A mysterious character named Elias Thorne keeps appearing in AI-generated stories. Researchers say safety tuning and recycled training data may be to blame. The phenomenon is now spilling into self-published books and online content.
Content creators and publishers using AI tools are encountering a strange pattern: large language models like ChatGPT, Gemini, and Claude frequently generate stories featuring a character named Elias Thorne, often cast as a lighthouse keeper, clockmaker, or librarian. This recurring motif is now surfacing across self-published books, YouTube videos, and even questionable news sites, raising questions about the origins and risks of AI-generated content flooding digital platforms.
Software engineer Daniel May first identified the surge in Elias Thorne stories earlier this year. He noted that Google Trends showed little interest in the name until late 2025, with a sharp increase in early 2026. May tested several chatbots, including Grok, Deepseek, and Gemini, using simple prompts like “tell me a story.” The results were strikingly similar: stories about lighthouses, clockmakers, or explorers, often starring Elias Thorne or similar characters.
In May, researchers Sil Hamilton and David Mimno from Cornell University’s Department of Information Science published a study analyzing 20,000 stories generated by ChatGPT, Claude, Gemini, and the Allen Institute for AI's chatbot. Their findings revealed that the same 11 words—including names like Elias, Mara, and Elara, and roles such as lighthouse keeper, clockmaker, and librarian—appeared in over 88% of the stories, regardless of the model. Unite.ai reported on the study soon after its release.
The researchers suggest that these recurring themes are a byproduct of safety and alignment tuning in language models. Hamilton explained that most models are related through shared or synthesized training data, often originating from OpenAI’s GPT-3.5 and the WildChat dataset. WildChat, which contains one million real ChatGPT conversations, includes 166 instances of the name “Elias,” many written in the familiar lighthouse narrative style. As newer models were trained on data generated by previous models, this style and character spread widely—much like a digital virus.
The Elias Thorne phenomenon has now moved beyond chatbots. May discovered the name appearing as the author of various books on Amazon, ranging from alternative medicine guides to YouTube algorithm manuals and psychological thrillers. Some of these works, he noted, could cause real harm due to misinformation. Elias Thorne also appears as a protagonist in fantasy novels and as a musical artist producing ambient albums. One Amazon author profile, complete with an AI-generated photo, is linked to a series of AI-generated “grift” books. The influx of such content has made it harder for librarians and readers to distinguish credible works from AI-generated slop, echoing challenges seen when AI-generated mushroom foraging books and error-filled novels began to overrun the platform.

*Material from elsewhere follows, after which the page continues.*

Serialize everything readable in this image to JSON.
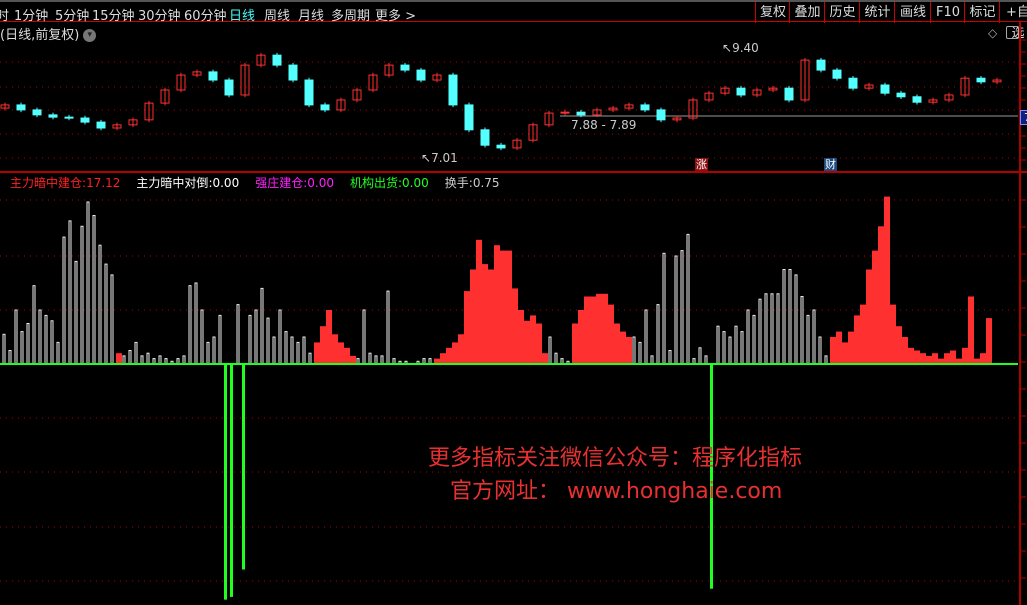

The character has also infiltrated YouTube and low-quality content sites. On the channel Moments That Moved the World, a video tells the story of “83-year-old Sergeant Major Elias Thorne.” Other sites spin tales of Elias as a snake museum owner or the “wealthiest man in Ohio,” often portraying him as a tragic or misunderstood figure. While Elias is a real name and has appeared in human-written stories—such as a BBC children’s writing competition finalist—there is no evidence that these mainstream outlets have been compromised by AI-generated content.
Researchers believe the prevalence of Elias Thorne and lighthouse stories is linked to the way model developers align outputs for safety. Hamilton said that many stories in the WildChat dataset were not safe for work, leading models to favor a narrow set of “safe” stories during alignment. As a result, the Elias Thorne narrative became a default fallback. The team plans to investigate this theory further.
Interestingly, the name Elias Thorne does have some historical echoes. In the 1980s trading card series Dinosaurs Attack!, Elias Thorne was a time-traveling mad scientist. Additionally, a real-life Elias Allen was a 16th-century clockmaker in London, which may explain the clockmaker motif in some AI-generated stories.
This pattern of AI-generated content crossing into mainstream platforms is not isolated. For example, recent reporting on AI-driven support vulnerabilities at Meta highlights how automation can introduce new risks for publishers and creators, especially when human oversight is limited.